The traditional oral literature of the Ainu in Northern Japan has been developed almost exclusively around the background of the traditional living environment of the Ainu people. Cultural and religious elements in the stories, as well as the space in which the protagonists are acting, are based on an idealized everyday reality of the Ainu. The establishment and extension of the literary space has a high relevance in the narrations, and is represented by many linguistic structures and rhetorical figures. Many Ainu stories take place only inside those culturally and literarily established spaces, but there are also examples of stories in which the borders of the known and well-defined space are crossed. Sometimes, for instance, Ainu leave their country to negotiate with Japanese merchants, or Japanese visitors, or foreign influences enter the world of the Ainu. Interestingly enough, structural differences are apparent between the construction and establishment of the “foreign” or “alien” space and the “own” space: Lexically and syntactically, as well as in respect to their modes of description, “foreign” and “own” spaces are strictly separated from each other.

In this presentation, some of the different absolute and relative orientation systems the traditional Ainu literature uses to establish space will be introduced, after which a demonstration will follow of how this space is defined by interior criteria only, without acknowledging the existence of an “outer space;” and finally, the talk will show how “foreign” space is represented differently or not at all. 

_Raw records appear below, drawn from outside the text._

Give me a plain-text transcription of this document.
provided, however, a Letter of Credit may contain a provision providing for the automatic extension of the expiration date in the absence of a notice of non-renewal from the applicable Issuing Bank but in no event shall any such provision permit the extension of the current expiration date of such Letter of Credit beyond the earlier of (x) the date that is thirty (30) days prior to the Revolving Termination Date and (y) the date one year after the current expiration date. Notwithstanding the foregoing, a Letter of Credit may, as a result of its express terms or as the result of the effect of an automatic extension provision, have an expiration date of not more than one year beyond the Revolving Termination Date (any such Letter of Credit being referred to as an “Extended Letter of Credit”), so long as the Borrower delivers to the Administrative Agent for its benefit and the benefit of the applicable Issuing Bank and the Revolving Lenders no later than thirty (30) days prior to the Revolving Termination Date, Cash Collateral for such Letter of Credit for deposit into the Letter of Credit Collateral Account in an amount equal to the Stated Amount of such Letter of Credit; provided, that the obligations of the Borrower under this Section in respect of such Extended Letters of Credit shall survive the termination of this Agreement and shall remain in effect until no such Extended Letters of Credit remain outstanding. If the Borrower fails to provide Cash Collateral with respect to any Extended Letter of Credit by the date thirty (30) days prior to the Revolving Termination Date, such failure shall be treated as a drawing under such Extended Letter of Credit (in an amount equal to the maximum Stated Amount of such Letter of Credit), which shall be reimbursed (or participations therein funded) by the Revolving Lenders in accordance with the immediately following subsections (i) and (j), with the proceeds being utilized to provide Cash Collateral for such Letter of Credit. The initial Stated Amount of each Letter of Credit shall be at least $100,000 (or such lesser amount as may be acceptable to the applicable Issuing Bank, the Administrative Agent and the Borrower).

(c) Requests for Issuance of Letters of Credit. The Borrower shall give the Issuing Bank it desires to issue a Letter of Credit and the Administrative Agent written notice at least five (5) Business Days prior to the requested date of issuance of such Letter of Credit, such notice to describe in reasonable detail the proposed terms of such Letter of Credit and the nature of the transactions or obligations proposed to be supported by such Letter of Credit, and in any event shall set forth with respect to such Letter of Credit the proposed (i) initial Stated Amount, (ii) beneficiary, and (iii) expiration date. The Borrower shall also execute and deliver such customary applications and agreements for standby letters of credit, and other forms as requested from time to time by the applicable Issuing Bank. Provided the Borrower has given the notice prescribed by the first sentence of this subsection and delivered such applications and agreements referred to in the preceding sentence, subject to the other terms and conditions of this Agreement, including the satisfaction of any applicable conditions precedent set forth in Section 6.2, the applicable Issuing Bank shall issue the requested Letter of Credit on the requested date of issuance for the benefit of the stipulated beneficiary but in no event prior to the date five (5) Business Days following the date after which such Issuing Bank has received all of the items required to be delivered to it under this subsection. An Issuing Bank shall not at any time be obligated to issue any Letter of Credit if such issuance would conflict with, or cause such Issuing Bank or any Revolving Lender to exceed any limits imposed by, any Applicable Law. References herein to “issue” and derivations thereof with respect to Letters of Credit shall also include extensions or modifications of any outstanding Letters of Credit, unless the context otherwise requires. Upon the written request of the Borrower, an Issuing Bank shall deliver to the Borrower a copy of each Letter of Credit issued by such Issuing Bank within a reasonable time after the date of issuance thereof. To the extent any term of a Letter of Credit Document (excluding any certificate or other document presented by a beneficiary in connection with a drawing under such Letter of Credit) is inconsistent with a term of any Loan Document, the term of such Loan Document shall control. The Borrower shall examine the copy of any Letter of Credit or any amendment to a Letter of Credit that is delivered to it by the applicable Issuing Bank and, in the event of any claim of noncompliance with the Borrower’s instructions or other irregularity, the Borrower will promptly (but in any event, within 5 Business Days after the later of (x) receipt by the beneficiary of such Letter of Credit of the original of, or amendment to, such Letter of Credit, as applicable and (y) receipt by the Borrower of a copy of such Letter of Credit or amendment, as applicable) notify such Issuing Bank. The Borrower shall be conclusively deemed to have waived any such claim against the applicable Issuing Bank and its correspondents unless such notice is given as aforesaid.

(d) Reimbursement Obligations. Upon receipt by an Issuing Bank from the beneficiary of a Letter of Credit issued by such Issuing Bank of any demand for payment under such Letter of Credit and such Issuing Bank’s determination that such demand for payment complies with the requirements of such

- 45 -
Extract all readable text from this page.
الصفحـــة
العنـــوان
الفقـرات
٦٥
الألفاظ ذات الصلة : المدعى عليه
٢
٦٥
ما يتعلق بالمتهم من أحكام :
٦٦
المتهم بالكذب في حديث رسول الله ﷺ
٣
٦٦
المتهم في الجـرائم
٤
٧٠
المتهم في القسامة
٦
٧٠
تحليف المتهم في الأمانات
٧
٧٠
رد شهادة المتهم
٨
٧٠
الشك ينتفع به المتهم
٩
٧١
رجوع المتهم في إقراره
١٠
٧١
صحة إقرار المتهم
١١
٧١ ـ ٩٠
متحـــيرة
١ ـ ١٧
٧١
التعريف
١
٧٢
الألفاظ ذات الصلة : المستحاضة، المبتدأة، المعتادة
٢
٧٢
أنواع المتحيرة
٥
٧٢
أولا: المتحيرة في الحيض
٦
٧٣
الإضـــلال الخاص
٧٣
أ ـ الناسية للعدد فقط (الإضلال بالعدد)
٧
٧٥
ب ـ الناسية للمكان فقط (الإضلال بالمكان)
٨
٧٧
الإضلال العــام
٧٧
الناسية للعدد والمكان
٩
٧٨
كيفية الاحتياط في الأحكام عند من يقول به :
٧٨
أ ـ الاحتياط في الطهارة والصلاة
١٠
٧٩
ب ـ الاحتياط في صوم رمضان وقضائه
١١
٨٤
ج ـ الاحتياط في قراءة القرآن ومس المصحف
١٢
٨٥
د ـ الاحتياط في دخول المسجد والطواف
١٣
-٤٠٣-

Dominik Wallner has degrees Japanese Studies and Classical Indology. In his dissertation, The oral epic tradition of the Ainu: Heroic Epics (yukar) and God Songs (kamuy yukar), he describes two major genres of the oral literature of the Ainu in Japan, which share many characteristic features, e.g. a metric language, a particular “literary” style, special personal verb forms for the first person, or the usage of oral epic formulas and themes. Main factors of the discussion are the contents and topics of the stories presented by the two genre-specific formats, the main protagonists and distinguishing characteristics. Additionally, a focus lies on the spatial configurations established in the two genres. Dominik Wallner has studied a broad range of languages from Japanese and Ainu to Sanskrit, Ancient Tamil and different Native languages in North America. Beneath his interest in Japanese literature of the Edo and Meiji periods and in Ainu language and literature, he is also interested in Indigenous languages and literature in general and the preservation and revitalization of endangered languages.